I had during today’s publicity event came across a few kids in their early stage of adolescent who gave me this very worrying response to my question “I don’t know!” Obviously something must have killed their dreams somewhere along the way between their times of early childhood and now. With no more dreams these young individuals are now cast away without any true sense of direction for their own lives.

I really wanted to grab and shake them hard then screaming right into their face these words “recall what your dreams are! Don’t let them die in some metaphysical graveyard! Fight for it! Bring it to reality! So what if society says it is not possible! So what if your parents tell you it is not practical. There is never any need to compromise! Put everything that is in your path out of the way and your dreams will definitely come true one day. Even if not, to die trying will really make this life of yours one that was really worth living!” But of course, I didn’t. Their choice of path is theirs to make.

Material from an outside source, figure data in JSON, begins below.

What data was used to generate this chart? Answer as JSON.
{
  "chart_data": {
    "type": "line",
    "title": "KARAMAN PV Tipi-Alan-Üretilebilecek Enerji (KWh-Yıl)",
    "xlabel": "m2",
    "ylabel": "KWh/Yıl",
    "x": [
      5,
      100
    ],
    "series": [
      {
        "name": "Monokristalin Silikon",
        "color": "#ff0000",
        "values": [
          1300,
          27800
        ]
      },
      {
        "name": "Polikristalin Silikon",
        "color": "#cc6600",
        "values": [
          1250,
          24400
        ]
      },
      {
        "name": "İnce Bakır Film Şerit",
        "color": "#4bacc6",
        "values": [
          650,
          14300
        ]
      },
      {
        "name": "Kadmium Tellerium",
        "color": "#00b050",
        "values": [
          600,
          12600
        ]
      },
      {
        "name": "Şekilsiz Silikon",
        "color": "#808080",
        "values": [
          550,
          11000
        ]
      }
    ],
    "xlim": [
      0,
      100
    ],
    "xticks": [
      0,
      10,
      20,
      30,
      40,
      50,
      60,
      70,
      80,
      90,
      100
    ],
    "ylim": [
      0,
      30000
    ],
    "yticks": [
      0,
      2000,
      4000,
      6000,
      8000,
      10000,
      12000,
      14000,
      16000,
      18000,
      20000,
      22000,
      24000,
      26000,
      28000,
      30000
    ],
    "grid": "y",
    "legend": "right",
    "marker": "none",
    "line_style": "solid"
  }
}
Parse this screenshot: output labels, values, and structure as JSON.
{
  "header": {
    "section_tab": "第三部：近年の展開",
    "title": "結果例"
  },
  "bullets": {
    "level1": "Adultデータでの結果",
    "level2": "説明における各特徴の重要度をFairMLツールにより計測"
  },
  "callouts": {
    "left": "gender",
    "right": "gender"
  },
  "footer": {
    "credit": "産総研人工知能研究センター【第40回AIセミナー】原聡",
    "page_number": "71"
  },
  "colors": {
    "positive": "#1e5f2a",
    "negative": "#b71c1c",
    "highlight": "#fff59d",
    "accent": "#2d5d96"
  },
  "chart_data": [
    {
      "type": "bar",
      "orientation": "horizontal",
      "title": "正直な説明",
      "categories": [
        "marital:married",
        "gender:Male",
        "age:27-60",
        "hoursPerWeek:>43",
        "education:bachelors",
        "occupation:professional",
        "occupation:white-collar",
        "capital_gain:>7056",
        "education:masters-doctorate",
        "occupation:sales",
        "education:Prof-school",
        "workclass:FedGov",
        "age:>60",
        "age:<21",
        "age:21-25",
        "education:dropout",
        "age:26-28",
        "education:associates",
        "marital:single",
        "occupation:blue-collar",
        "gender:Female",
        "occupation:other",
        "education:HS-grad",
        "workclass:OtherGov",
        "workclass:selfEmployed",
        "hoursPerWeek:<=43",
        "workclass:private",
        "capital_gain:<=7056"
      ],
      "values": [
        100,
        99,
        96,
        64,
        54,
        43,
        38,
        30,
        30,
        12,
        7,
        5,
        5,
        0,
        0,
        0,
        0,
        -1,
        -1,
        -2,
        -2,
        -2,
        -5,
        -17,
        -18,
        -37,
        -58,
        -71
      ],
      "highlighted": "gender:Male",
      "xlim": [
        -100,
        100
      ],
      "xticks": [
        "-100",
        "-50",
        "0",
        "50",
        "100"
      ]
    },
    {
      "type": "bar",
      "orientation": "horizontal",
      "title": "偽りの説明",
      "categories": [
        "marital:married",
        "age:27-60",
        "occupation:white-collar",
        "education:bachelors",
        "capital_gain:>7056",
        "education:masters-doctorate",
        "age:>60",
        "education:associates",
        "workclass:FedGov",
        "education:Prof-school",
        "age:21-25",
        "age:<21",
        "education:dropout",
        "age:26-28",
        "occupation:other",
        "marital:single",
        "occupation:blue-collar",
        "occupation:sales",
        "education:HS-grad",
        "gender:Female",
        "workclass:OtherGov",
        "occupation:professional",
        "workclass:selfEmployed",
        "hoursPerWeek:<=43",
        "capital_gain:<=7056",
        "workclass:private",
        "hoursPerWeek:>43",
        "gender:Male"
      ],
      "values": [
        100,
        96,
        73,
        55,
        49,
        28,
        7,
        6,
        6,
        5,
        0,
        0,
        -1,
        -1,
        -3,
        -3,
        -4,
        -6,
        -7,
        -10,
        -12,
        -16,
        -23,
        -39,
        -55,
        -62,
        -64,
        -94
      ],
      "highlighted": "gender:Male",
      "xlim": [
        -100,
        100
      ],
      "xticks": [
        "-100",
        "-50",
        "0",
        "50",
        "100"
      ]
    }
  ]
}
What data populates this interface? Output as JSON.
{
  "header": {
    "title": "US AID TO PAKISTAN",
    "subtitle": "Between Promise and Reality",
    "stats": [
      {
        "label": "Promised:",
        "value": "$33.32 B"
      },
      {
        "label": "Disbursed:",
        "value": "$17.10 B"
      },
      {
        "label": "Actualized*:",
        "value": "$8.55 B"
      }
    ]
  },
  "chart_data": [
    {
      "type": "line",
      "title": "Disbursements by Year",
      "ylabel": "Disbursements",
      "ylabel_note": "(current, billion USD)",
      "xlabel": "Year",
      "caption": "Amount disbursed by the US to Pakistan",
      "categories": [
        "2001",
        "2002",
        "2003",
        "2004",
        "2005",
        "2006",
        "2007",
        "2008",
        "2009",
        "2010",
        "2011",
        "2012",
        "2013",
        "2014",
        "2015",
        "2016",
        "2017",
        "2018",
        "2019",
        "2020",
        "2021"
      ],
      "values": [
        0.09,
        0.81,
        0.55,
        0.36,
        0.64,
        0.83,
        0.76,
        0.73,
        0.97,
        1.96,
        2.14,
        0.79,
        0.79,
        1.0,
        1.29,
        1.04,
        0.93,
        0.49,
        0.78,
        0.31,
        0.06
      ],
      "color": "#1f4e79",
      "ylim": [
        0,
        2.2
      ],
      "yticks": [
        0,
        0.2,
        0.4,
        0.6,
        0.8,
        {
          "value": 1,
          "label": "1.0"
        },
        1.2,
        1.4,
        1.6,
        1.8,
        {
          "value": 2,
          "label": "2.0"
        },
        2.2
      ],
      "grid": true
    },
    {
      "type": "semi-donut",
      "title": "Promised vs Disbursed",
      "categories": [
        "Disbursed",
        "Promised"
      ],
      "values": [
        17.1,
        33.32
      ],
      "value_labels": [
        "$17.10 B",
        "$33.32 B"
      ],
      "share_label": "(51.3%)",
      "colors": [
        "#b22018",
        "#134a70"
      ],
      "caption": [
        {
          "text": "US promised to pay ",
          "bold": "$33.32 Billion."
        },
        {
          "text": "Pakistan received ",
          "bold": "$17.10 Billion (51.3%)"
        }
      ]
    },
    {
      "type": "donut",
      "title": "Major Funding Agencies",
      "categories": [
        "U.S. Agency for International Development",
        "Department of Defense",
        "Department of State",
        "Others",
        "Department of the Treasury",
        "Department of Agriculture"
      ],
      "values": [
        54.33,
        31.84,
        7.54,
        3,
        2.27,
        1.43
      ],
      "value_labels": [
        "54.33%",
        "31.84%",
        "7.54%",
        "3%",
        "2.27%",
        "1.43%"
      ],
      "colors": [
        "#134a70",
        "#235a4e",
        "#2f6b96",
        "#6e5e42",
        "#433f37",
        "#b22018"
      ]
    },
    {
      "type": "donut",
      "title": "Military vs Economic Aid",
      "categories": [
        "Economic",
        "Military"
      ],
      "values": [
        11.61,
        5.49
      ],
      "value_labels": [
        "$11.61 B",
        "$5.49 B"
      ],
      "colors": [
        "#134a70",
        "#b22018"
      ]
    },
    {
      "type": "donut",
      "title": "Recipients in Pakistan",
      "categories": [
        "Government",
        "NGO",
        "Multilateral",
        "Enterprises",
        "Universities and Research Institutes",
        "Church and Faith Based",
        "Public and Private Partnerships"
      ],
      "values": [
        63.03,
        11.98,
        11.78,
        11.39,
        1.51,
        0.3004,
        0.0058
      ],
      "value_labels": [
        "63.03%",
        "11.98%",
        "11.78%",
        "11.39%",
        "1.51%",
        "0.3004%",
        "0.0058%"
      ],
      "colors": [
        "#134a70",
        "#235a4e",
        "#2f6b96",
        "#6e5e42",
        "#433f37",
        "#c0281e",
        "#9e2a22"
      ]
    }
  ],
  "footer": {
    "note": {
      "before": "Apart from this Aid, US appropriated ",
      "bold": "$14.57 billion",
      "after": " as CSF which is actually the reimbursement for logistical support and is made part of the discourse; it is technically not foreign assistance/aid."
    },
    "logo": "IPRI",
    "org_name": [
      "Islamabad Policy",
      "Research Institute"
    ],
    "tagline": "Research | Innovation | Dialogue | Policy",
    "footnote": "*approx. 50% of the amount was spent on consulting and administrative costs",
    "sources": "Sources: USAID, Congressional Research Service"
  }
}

In a sense one has to be extremely selfish and machiavellic a person to follow a path totally according to one’s desire which somewhat explains for the anger, frustration and utter helplessness sometimes felt by my parents and my love ones (or rather ex-love ones before they finally shed one tear too much). Somehow, I could not help myself , attempts to have me shackled with those invisible chains called relationships will always invoke in me either of the following three. Physical aggression, physiological aggression or simply out right rebellion. My will is my own. I was somewhat amazed that Win managed to decipher this from just reading my palm one night when we were out clubbing in Clark Quay. “My way or the high way” he concluded. Which is very true to my beliefs of life. After all, I have but an estimated 42 years of time left, I have no time to waste on making compromises.